Hernández-Salazar’s Angel of Memory first took shape in the Guatemalan photographer’s mind in July 1997. He was working with the Forensic Anthropology Foundation, when a bullet-perforated shoulder blade emerged from one of the clandestine mass graves being exhumed at a site at which nine peasants had been murdered by the Guatemalan military. In 1997, the country was just emerging from the official end, a year previously, of a brutal civil war, with its roots in the U.S.–backed coup that toppled the democratically-elected government of Jacobo Árbenz Guzmán in 1954. Hernández-Salazar enlarged and printed the wounded wing-like shoulder blades on the body of a young mestizo man, creating a photo-montage of four angels that dramatize the proverb “See no evil, hear no evil, speak no evil.”

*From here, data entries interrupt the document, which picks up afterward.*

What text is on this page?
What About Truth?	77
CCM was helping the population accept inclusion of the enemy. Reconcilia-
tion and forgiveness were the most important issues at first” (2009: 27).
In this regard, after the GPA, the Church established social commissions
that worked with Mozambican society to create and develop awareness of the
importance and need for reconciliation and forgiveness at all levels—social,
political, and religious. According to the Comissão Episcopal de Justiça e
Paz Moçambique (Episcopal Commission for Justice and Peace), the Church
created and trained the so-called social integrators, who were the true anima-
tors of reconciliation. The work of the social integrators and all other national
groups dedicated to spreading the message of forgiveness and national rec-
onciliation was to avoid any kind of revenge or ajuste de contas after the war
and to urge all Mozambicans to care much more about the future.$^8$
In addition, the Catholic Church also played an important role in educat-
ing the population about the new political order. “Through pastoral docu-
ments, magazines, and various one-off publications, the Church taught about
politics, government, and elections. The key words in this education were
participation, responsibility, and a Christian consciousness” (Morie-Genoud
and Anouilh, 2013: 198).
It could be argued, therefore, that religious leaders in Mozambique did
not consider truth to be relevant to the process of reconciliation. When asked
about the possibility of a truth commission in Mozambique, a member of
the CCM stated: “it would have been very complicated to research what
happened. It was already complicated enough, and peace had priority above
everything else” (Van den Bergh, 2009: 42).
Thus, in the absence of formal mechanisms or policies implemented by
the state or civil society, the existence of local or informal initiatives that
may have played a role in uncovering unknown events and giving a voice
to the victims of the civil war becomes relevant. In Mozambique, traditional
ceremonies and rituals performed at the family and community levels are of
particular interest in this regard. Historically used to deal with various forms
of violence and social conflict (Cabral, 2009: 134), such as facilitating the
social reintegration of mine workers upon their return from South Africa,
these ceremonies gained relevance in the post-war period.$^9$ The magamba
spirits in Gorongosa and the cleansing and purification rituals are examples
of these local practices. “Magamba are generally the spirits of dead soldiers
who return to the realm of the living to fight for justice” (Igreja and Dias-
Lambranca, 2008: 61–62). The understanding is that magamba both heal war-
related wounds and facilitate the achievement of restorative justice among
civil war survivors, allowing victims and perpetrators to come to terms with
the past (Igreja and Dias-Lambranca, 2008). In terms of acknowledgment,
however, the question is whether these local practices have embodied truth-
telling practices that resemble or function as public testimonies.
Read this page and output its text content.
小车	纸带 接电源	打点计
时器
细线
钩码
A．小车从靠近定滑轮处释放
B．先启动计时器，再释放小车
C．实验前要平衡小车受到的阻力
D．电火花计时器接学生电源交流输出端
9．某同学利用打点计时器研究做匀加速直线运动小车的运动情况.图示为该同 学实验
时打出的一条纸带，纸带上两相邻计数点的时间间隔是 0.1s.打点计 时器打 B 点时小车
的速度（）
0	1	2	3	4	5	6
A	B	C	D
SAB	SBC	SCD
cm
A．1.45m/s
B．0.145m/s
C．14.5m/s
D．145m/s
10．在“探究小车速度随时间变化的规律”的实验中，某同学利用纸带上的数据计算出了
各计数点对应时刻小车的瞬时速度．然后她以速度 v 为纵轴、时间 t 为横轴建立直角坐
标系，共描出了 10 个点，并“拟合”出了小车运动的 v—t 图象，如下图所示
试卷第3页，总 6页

A year later, on 24 April 1998, the final report of the Recovery of Historical Memory, Guatemala: Nunca Más /Never Again was published, detailing 55,000 human rights violations that had taken place during the civil war. The Angels appeared on the front cover. Two days later, one of the report’s chief instigators, Bishop Juan Gerardi was bludgeoned to death. The thousands who took to the streets of Guatemala City in the silent demonstrations to mark Gerardi’s murder did so bearing posters of Hernández-Salazar’s photo-montage emblazoned with the words “Guatemala: Nunca Más”.
If the Angels took flight in 1998, their peregrinations have not ceased since. In April 1999, three dozen poster-size reproductions of the fourth angel that shouts out through cupped hands appeared across Guatemala’s capital, imploring the nation’s citizens to acknowledge and remember the injustices of the past: “Para que todos lo sepan” / “So that all shall know”. Nor has the flight been restricted to Guatemala. Hernández-Salazar has travelled with his angel to create photo-interventions that insert Guatemala’s violent past in key memory sites around the globe: from Auschwitz to Hiroshima, and elsewhere in Latin America, including the headquarters of the Madres de Plaza de Mayo in Buenos Aires and Tlatelolco, the site of the student massacre of 1968 in Mexico City.
Hailed as a landmark case, one that could potentially open the door to further prosecutions, just ten days after the original ruling, on 20 May 2013 Guatemala’s top constitutional court overturned the Ríos Montt genocide conviction. It annulled everything that had happened in the trial since 19 April when Ríos Montt was briefly left without a defence lawyer. At the time of writing, the case continues. And Daniel Hernández-Salazar’s angel continues to travel, proclaiming “Sí hubo genocidio.”